Lucid begins in an uplifting fashion with acoustic guitars, tabla rhythms and sweet-centred vocal melodies. If Shaktii had done jazz-pop, then some of it might have sounded not too dissimilar to this opening piece. The atmosphere of the tune briefly shifts at its mid-point, as an expressive guitar emerges. This pulls the rudder firmly and powerfully, to steer a different course. The chunky riff that follows, threatens to conclude proceedings in an aggressive manner and is equally unexpected.
Creation is a satisfying opening piece. It is a track that holds many surprises in its myriad of styles and moods. Fragility, whispered emotions and zesty instrumental parts that flow and fizz, all have significant parts to play.
On the face of it, Gold is an accessible tune with a heartfelt, pop-like accessibility, but this is not the whole story. The arrangement includes several impressive and inventive sections. These interesting and unusual shifts of emphasis and instrumentation, fit well. Somewhat surprisingly they feel like a natural progression in an otherwise straight-forward and somewhat predictable tune. The frequently enchanting instrumental passages, most definitely challenge any preconceived ideas that might have formed after a few minutes regarding the direction of travel that the tune might take.
The track most likely to appeal to prog-rock fans is probably In The Clouds. Part 1 is largely fragile, gently mysterious and reflective.

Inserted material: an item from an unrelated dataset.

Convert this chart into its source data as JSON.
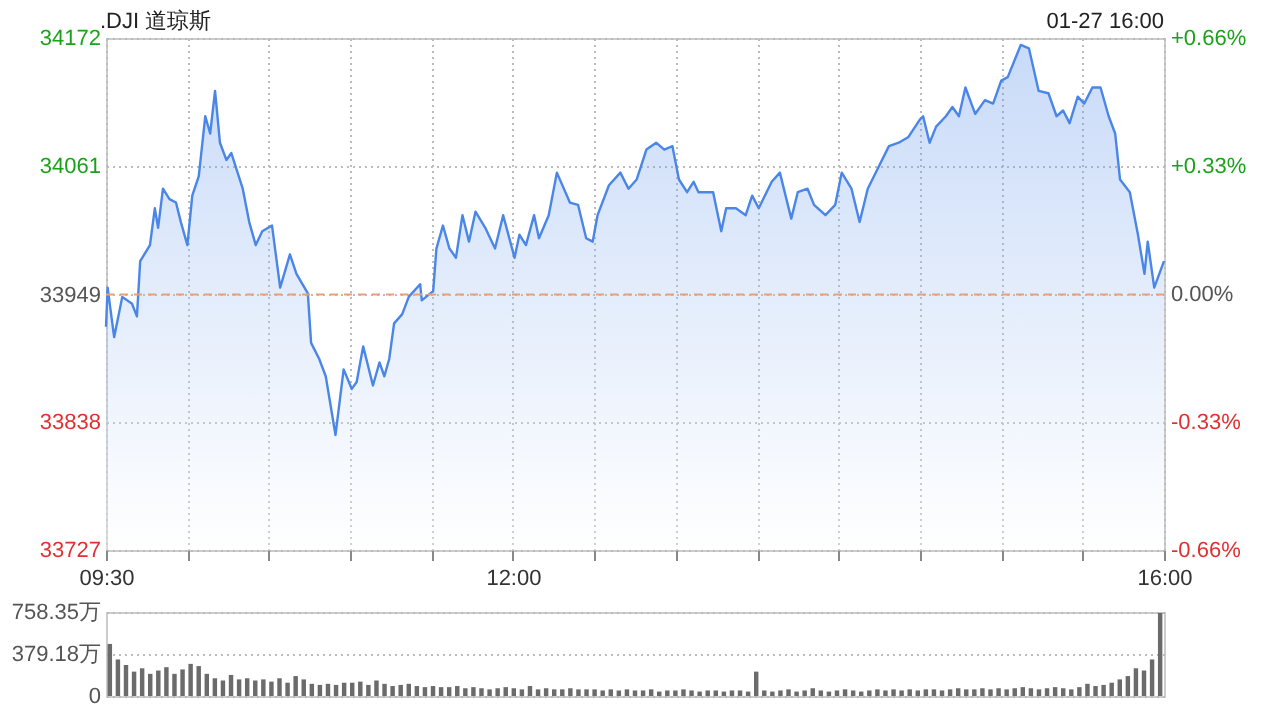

Part 2 is mostly raucous, firmly straightforward, and outgoing. Add the two compositions together and an epic track of different hues is revealed in all its techno-colour and inventive glory. It builds slowly and subtlety. It cleverly unwinds, exhibiting clench-fisted energy when the need arises. Acoustic guitars and piano accompaniments jostle and joust with muscular segments of music. These contrasting parts tease and delight. Finally, everything makes sense as it evolves and eventually reaches a commanding crescendo at the conclusion of Part 2.
Vipassana is also a piece that is likely to appeal to prog aficionados. B-âhwe's delicate vocal delivery was somewhat reminiscent of the Northettes. At the mid-point of the tune, saxophone and flugel horn are utilised to provide a welcome and different set of textures. As the piece travels purposefully towards its conclusion, the pace quickens alongside the skilful use of effects to create a larger-than-life sound.
I enjoyed much of what Lucid offered. I found their carefully structured tunes quite appealing and their overall approach quite refreshing. Lucid's accessible, melodious, and harmonious qualities made a refreshing change from some music that I usually listen to.